16.2 Amendments; Waivers. No amendment or waiver is effective unless in writing and signed by the Party against whom it is asserted. No failure or delay in exercising any right operates as a waiver.
16.3 Assignment. Renter may not assign this Agreement without Company’s prior written consent. Company may assign this Agreement to an affiliate or in connection with a merger, sale, or reorganization.
16.4 Severability. If any provision is held invalid or unenforceable, the remaining provisions will remain in full force and effect, and the invalid provision will be deemed modified to the minimum extent necessary to be enforceable.
16.5 Counterparts; Electronic Signatures. This Agreement may be executed in counterparts and by electronic signatures or accepted electronically, each of which shall be deemed an original and together constitute one instrument.
Renter Acknowledgments
17.1 Orientation; Instructions. Renter acknowledges receipt of basic operating and safety instructions for the Equipment, or the opportunity to receive such instructions.

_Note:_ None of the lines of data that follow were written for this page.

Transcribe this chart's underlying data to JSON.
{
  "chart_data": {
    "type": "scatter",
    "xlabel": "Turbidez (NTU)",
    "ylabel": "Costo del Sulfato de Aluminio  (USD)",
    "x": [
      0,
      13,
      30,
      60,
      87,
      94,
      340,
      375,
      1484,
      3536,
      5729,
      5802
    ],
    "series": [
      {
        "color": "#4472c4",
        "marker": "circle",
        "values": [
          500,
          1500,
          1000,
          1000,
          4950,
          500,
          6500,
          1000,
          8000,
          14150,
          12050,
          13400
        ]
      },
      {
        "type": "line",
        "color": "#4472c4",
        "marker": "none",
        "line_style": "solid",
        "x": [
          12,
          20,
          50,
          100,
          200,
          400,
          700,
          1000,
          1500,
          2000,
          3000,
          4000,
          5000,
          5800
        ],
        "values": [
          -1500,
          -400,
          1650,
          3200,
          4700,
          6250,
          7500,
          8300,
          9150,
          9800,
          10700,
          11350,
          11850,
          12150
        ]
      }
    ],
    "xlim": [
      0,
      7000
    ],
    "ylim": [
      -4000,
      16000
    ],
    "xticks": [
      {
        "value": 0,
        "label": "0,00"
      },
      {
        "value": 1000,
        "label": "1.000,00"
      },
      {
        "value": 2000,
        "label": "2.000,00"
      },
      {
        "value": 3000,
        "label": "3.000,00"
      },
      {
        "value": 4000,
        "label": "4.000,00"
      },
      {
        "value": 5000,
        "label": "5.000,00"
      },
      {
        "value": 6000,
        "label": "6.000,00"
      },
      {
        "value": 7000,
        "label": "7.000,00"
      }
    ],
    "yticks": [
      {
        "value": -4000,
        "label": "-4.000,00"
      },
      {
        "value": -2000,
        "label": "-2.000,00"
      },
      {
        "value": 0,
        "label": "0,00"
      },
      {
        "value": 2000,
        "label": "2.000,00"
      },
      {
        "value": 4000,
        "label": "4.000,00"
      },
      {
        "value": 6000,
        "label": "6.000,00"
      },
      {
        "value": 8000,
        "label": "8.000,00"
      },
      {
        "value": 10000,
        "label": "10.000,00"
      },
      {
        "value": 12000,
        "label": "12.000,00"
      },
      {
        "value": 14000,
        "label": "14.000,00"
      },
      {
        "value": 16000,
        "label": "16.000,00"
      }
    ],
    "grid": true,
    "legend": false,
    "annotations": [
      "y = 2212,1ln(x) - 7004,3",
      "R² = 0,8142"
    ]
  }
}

17.2 Photographic Evidence. Company may photograph Equipment at check-out and check-in for condition documentation.
Authorization; Payment Card
18.1 Authorization. Renter authorizes Company to charge the payment method on file for rental charges, taxes, authorized add-ons, late fees, cleaning fees, damage, loss, and any other amounts due under this Agreement.
18.2 Holds. Renter acknowledges that a hold in the amount of the Security Deposit and estimated charges may be placed on Renter’s payment card.
Signatures. By signing below or accepting electronically, the Parties agree to be bound by this Agreement and the Order Details.